After eight months of investigation a commission of Chile’s parliament’s lower house is recommending authorities to let Canada’s Barrick Gold (NYSE, TSX:ABX) keep the environmental permit for its currently suspended gold and silver Pascua Lama project.
Local paper La Tercera reports (in Spanish) the group said Barrick should not have to re-apply for such as permit, provided it doesn’t repeat the offenses that cost the gold miner over $16 million in fines last year.
The committee also determined the Toronto-based firm did violate the terms of its permit, including workplace safety, environmental protection and construction of roads among others. Therefore, it suggested the establishment of additional conditions to the project, beginning with an exhaustive review of the permit issued in 2006 and the company’s glacier monitoring plan.

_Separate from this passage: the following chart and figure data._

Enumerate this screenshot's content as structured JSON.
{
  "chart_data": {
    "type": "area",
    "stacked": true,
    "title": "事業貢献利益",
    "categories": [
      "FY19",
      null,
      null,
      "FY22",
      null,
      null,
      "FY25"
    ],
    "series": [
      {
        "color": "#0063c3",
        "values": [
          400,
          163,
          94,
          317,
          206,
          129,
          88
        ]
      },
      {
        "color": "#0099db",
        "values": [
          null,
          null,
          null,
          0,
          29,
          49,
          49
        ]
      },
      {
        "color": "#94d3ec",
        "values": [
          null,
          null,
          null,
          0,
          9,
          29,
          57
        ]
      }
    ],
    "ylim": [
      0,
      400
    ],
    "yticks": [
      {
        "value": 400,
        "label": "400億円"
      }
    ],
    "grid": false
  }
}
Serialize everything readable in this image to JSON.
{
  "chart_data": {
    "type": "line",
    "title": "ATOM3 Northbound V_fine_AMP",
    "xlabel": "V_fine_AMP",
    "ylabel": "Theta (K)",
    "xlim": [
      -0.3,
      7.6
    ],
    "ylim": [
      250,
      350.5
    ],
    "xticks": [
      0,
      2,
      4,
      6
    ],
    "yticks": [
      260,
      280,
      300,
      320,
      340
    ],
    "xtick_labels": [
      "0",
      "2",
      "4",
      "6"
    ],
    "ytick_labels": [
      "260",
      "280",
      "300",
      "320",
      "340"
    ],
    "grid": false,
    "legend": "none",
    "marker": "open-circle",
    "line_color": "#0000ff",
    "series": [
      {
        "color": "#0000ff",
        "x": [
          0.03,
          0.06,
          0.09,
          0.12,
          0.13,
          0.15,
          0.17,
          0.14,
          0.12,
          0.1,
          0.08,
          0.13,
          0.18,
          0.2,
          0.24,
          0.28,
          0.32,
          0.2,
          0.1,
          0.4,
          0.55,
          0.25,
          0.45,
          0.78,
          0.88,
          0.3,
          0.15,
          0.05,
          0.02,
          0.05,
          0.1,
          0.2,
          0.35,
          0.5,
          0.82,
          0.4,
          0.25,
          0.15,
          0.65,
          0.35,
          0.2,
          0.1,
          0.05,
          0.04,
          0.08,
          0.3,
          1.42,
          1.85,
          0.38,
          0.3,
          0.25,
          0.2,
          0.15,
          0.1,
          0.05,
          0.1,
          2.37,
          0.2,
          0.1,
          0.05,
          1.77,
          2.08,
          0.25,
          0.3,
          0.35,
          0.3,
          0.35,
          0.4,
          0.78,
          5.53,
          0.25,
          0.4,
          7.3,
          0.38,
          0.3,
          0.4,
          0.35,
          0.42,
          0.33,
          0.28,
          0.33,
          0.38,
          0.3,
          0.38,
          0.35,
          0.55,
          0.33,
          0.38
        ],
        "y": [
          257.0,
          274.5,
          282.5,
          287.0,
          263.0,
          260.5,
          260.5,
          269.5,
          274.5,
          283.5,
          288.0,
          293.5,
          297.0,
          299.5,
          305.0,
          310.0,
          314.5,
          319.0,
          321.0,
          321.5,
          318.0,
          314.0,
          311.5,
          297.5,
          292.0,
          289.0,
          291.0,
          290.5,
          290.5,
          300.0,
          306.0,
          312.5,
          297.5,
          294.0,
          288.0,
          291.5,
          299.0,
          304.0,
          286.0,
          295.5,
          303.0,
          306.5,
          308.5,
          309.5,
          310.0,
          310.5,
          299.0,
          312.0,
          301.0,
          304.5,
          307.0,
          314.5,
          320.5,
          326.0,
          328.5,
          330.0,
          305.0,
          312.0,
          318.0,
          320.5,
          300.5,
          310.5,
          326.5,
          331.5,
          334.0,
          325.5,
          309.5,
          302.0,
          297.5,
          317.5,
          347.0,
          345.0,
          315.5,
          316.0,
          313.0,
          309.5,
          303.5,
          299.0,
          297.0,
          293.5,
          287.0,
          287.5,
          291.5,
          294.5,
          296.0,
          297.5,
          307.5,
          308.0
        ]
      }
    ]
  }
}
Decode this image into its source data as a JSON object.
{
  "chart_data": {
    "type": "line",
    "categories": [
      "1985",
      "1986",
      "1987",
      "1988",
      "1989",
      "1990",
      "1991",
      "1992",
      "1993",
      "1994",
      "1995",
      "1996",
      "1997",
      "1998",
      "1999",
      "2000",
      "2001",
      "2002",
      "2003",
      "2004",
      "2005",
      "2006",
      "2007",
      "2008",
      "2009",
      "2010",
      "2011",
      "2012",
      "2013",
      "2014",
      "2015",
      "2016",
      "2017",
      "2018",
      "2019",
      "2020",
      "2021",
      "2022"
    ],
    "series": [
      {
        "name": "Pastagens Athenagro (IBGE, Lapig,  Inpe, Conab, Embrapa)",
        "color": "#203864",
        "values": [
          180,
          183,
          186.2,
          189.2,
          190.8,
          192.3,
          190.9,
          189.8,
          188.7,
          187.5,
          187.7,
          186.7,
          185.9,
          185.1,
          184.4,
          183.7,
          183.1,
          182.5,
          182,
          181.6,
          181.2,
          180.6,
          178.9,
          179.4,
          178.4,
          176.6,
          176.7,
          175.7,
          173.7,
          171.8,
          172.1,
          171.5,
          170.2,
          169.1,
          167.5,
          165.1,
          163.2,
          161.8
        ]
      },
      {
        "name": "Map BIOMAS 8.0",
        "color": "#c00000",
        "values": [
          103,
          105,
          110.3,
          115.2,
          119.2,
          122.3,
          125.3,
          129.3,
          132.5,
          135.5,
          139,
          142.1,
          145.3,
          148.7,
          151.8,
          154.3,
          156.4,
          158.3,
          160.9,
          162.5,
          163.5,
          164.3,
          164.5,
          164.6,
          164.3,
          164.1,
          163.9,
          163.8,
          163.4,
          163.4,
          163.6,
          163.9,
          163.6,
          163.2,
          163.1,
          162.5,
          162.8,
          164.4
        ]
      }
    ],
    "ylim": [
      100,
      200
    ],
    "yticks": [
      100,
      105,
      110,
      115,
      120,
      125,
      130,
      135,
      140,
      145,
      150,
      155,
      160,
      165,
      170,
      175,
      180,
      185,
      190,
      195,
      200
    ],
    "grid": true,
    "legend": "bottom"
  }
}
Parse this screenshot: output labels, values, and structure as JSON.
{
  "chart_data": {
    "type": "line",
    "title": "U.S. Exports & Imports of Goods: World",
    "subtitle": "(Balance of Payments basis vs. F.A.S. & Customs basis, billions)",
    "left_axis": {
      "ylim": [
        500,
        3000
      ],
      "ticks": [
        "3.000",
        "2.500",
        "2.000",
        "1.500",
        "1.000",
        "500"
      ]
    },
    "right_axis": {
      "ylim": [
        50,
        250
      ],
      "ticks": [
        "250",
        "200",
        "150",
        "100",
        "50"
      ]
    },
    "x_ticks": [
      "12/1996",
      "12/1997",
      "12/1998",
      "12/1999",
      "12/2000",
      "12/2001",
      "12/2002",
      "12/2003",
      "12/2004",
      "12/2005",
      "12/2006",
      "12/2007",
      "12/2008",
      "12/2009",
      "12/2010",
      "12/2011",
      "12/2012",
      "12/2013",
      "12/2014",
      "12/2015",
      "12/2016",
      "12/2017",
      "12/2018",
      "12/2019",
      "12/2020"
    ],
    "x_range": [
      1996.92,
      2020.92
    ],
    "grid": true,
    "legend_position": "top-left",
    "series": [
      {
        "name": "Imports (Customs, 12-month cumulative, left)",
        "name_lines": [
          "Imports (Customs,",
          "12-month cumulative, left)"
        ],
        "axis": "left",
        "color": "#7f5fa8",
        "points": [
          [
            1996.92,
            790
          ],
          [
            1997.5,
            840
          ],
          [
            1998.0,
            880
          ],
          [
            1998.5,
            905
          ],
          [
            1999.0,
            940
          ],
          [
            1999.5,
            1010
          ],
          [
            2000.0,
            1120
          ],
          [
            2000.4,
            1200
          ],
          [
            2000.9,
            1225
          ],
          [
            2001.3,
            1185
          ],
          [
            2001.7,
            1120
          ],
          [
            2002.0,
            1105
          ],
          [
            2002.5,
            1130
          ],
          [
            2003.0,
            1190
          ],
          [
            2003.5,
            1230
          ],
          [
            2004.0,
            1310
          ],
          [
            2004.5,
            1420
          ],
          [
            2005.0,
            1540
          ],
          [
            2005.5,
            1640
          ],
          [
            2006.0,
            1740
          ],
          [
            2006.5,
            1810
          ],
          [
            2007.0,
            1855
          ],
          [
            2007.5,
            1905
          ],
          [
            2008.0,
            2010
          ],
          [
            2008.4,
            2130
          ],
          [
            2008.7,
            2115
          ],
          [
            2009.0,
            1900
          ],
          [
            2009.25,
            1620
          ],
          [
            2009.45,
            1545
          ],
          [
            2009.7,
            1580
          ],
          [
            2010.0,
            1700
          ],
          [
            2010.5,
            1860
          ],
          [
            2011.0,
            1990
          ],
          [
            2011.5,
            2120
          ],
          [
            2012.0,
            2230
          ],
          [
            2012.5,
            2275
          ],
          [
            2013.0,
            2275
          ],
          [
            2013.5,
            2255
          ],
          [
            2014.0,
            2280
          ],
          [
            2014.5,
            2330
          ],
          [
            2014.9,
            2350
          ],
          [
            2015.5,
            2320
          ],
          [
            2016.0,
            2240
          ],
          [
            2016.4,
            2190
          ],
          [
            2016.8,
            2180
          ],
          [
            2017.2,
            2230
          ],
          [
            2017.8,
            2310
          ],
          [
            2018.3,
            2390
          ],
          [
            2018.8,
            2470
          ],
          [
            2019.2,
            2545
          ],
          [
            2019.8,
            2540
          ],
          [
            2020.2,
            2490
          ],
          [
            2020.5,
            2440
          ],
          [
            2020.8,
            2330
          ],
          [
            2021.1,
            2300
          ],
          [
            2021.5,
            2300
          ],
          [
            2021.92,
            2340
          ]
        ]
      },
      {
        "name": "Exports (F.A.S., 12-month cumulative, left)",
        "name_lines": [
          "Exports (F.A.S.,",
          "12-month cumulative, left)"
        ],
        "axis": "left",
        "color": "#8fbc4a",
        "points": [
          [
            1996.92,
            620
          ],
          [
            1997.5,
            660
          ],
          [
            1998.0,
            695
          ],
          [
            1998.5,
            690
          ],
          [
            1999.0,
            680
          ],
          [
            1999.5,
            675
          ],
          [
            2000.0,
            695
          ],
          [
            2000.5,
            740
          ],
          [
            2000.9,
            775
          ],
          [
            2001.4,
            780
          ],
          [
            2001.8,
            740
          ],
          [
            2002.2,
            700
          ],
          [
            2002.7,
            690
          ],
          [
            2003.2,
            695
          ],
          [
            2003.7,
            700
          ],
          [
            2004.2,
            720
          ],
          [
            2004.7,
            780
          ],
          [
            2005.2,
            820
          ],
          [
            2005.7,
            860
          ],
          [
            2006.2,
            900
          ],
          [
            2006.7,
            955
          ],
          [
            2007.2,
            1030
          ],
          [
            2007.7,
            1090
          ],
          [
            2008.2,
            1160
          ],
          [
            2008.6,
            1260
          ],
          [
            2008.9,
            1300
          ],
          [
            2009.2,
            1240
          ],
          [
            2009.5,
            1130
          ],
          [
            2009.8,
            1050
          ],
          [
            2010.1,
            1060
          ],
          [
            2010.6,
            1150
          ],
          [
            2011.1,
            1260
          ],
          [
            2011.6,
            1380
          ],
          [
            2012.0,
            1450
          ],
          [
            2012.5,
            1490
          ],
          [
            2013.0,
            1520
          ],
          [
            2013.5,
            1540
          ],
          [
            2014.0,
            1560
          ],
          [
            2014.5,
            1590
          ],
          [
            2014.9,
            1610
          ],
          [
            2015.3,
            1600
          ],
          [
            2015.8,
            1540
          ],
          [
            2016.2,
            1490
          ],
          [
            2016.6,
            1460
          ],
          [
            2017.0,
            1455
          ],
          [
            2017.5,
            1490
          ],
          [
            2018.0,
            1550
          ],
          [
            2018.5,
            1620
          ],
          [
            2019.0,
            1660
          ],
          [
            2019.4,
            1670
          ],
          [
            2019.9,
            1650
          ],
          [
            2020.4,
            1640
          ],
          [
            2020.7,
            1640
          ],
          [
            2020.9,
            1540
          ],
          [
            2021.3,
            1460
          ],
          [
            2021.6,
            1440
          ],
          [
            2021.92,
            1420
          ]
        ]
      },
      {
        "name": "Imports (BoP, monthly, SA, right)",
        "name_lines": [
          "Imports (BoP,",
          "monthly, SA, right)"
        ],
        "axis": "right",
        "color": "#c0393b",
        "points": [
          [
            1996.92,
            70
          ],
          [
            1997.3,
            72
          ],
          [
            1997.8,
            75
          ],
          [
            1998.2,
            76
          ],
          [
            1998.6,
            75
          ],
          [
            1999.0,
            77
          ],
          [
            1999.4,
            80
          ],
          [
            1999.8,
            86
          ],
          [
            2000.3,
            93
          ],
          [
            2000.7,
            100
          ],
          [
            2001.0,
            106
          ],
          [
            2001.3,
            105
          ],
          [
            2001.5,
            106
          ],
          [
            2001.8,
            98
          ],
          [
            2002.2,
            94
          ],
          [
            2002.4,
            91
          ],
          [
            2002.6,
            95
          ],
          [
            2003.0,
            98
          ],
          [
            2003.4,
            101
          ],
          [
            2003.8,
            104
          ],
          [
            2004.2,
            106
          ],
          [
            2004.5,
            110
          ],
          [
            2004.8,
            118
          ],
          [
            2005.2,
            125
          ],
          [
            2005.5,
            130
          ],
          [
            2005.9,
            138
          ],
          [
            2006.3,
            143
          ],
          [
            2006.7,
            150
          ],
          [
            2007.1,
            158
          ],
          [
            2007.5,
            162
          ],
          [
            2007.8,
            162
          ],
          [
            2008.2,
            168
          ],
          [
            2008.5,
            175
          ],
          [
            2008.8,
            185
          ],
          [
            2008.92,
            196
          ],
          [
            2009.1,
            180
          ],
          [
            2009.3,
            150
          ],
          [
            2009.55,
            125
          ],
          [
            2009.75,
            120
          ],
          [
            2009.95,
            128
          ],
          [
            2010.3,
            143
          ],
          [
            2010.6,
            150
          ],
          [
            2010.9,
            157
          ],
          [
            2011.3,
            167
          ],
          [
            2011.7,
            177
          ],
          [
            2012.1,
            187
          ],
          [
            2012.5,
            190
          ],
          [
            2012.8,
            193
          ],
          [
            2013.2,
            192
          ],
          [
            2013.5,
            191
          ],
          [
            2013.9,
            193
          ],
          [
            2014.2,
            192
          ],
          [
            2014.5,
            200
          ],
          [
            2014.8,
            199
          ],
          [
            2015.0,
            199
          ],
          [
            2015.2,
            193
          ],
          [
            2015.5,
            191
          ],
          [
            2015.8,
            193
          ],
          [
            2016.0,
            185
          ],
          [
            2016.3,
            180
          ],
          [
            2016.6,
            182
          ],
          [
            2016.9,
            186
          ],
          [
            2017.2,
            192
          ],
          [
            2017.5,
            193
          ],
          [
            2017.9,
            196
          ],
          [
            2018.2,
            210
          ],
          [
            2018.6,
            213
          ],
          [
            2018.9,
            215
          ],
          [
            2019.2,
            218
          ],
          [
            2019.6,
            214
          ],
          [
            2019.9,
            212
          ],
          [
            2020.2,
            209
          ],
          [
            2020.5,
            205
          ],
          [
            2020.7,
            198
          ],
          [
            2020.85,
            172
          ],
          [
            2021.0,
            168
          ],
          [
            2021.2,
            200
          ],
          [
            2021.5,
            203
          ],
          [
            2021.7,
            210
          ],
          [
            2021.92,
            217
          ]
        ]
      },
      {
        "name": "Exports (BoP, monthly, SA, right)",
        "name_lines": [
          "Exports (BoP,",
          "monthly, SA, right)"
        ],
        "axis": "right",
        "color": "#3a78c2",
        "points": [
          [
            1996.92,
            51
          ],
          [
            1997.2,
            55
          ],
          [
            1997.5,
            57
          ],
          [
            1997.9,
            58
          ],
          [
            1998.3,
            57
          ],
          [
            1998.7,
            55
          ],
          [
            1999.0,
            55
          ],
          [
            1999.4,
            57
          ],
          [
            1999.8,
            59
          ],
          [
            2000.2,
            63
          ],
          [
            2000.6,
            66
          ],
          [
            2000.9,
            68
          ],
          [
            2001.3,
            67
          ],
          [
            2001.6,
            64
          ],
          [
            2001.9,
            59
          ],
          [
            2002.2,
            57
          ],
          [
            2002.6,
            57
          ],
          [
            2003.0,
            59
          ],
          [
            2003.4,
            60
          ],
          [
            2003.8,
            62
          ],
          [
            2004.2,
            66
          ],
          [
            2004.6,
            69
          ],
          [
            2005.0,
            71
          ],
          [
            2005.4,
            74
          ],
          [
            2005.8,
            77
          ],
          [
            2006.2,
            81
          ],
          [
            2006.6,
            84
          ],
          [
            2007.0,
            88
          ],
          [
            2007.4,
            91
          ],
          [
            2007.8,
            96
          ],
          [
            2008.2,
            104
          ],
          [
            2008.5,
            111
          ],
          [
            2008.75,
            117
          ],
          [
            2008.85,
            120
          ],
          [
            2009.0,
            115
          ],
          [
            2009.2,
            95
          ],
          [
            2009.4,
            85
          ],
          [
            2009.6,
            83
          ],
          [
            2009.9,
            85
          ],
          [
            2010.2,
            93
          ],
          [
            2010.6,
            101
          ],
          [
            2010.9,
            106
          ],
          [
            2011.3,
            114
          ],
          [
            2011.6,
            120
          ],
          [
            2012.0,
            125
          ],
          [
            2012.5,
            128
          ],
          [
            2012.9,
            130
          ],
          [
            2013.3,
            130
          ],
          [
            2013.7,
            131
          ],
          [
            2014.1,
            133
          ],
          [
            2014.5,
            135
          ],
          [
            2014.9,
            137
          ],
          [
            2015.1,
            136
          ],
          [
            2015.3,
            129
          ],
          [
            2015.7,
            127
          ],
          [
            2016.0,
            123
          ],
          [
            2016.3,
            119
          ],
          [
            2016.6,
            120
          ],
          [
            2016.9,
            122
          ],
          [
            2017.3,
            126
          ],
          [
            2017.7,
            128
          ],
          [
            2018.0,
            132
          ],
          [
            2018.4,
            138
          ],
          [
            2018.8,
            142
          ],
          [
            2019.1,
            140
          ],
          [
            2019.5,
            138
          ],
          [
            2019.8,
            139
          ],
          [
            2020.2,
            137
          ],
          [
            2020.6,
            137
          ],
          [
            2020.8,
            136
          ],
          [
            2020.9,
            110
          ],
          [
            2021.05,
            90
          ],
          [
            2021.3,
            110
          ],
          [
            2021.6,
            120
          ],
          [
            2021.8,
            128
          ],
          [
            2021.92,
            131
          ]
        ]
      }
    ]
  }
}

Since the Canadian miner announced in late October it was temporarily suspending all construction activity at both sides of Pascua-Lama, which straddles the Chile-Argentina border, about 1,500 jobs have been put on the line.
On the Argentine side, the project currently employs 5,000, but in the next months the total will be reduced to 3,500, as Argentine workers won’t be needed for another two years. Barrick is focusing its efforts on the Chilean side, where it needs to build a water treatment facility – a requirement to getting an environmental permit.
Pascua Lama is expected to produce around 850,000 ounces of gold and 35 million ounces of silver in its first five years. Production, scheduled to begin this year, has now been delayed until mid-2016.